Editor:
Over the past year, I have noticed that the lengths to which organizations have gone to advertise have reached absurdity and have even started to degrade our beautiful campus. Let me explain.
First of all, a strong portion of Loyola students claim to be “environmentally-minded.”
However, when you walk around our campus, this is not found to be so. Trash, food and cigarette butts litter our campus.
I have rarely seen students, supposedly concerned for our environment, stop and pick up the trash that occupies our backyard.
Even more alarming is that a percentage of this trash consists of flyers and handbills that student organizations, concert halls, or even our very own LUCAP and SGA utilize to invite or inform students of something.

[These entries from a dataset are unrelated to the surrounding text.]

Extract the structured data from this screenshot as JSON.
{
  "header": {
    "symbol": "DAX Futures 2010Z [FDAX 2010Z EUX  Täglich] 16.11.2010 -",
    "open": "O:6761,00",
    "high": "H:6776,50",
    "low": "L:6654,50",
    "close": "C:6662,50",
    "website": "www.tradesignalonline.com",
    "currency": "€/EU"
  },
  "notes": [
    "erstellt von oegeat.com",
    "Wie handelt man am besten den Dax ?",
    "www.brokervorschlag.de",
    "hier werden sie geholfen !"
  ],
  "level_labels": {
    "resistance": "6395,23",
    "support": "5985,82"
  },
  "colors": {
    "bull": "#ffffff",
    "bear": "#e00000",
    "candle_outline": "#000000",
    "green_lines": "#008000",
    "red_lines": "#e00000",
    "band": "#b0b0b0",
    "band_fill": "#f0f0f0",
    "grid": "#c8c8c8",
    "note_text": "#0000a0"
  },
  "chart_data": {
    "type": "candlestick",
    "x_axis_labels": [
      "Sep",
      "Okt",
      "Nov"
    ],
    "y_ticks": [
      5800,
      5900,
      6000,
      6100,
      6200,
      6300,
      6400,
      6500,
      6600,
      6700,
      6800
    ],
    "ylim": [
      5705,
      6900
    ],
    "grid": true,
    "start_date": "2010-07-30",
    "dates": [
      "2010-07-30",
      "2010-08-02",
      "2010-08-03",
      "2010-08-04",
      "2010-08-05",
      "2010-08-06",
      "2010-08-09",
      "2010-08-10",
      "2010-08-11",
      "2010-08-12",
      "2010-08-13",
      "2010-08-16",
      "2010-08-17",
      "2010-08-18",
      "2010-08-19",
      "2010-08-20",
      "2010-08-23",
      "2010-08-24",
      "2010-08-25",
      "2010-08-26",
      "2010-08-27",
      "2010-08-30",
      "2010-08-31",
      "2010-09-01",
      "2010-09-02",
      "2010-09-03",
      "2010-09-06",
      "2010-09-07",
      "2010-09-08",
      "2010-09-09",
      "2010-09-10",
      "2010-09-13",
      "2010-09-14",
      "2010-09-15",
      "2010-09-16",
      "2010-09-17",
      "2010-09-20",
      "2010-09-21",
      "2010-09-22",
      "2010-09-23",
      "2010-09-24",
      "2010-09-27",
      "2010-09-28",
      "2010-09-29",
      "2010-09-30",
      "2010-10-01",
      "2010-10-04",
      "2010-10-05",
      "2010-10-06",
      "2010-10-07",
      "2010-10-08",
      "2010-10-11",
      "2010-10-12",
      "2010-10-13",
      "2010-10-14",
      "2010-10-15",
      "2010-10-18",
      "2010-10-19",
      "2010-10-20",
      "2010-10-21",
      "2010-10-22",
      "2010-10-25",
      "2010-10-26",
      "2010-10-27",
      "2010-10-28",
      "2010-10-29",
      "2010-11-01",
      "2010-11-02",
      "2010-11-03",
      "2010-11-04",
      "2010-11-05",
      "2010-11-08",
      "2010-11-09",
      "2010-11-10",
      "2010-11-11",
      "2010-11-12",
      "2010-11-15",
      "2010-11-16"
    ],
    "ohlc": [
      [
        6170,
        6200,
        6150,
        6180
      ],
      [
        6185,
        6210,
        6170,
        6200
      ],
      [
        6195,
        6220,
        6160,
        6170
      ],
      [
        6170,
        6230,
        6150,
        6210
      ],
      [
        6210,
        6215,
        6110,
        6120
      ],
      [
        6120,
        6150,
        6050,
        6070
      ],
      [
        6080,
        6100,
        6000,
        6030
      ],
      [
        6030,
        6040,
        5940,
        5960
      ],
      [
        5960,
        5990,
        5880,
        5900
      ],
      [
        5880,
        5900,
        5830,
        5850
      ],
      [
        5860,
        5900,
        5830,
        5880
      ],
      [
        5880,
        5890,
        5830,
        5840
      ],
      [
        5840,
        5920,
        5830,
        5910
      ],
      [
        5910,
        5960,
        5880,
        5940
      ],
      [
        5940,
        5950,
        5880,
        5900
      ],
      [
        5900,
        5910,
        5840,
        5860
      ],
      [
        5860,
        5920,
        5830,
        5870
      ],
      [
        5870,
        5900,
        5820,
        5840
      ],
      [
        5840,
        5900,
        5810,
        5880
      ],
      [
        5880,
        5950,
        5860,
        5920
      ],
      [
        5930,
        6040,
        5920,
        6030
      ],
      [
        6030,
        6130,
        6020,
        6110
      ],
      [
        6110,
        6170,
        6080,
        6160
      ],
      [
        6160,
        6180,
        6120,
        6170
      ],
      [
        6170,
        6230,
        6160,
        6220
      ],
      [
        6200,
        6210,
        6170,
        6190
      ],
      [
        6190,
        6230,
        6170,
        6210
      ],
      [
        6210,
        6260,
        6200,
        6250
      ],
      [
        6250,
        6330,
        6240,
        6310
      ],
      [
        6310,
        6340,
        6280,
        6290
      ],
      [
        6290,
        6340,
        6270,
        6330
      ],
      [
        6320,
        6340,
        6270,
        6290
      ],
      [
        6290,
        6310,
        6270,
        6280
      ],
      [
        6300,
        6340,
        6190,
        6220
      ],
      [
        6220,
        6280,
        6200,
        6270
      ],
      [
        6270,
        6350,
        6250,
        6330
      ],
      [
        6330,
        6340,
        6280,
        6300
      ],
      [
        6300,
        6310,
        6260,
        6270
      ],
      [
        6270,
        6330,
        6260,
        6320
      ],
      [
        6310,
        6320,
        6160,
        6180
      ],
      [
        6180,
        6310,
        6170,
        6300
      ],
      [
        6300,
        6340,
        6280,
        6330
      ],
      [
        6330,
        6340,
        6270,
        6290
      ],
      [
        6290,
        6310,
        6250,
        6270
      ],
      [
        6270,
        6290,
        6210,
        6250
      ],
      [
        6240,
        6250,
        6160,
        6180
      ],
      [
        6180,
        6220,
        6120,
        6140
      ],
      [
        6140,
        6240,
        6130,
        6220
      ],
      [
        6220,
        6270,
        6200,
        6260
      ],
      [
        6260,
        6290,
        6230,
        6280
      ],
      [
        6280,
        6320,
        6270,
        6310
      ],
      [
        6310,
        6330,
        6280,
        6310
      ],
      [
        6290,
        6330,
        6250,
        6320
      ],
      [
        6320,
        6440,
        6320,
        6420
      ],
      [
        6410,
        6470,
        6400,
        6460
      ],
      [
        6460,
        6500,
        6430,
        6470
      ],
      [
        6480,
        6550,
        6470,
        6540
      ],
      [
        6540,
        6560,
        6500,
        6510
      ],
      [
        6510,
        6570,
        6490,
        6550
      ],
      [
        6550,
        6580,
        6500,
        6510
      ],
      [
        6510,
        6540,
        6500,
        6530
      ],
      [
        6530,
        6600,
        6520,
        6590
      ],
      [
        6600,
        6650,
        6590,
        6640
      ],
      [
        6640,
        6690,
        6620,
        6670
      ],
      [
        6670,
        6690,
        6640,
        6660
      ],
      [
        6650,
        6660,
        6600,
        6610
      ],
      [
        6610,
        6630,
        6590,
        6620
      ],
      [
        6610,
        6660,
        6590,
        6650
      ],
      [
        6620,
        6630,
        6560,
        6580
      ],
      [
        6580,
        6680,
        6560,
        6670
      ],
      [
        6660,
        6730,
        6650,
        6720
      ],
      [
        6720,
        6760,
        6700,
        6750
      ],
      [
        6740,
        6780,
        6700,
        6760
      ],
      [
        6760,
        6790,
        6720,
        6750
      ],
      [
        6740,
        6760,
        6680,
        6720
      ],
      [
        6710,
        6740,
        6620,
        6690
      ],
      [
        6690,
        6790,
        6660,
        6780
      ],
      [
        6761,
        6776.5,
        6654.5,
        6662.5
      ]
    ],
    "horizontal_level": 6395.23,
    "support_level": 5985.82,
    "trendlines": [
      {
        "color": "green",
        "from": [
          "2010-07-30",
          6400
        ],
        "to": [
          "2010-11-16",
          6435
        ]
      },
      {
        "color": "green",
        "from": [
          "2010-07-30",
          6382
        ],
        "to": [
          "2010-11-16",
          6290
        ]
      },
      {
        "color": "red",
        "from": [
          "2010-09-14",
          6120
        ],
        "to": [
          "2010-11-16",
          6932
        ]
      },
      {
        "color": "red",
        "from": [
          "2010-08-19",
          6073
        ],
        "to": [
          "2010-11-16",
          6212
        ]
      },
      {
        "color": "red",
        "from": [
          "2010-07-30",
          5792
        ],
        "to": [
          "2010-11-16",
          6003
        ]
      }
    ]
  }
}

How often have we seen organizations strew their plugs all over the benches in the quad, the tables in the Danna Center, or even the grounds all over campus?
Instead of walking through the Danna Center to see ads on the walls, we can now go to the Peace Quad and sift through the trash on the ground to see which meetings are taking place that evening. Whatever happened to paying attention to our campus environment?
However, what distresses me the most is the content of some of these advertisements and their contradiction to another of Loyola’s ‘supposed’ premises. Many of the advertisements for off-campus businesses promoting their parties blatantly use sex as a tool to draw in their targets.
For example, the club 360 is well known for its ads with provocative images blanketing the grounds of our campus. Recently, a company run by Loyola students has advertised for two of their parties, “Flirt” and “Karma,” by distributing professionally-made flyers adorned with a scantily clad female on each.
Undoubtedly, these ads use the female body; it merely objectifies the women’s body as bait to pull in money at the door.
Shouldn’t we at the critical thinking university stop and realize that these ads are degrading women to a substandard level? Where is the feminism that would be appalled at these insults?
If we truly are women and men with and for others, then shouldn’t we, as a student body and institution, stand up and demand that this will not happen at Loyola? Shouldn’t we mandate that our administration and our SGA make a stand?
If we say one thing, we should follow it up with consistent action.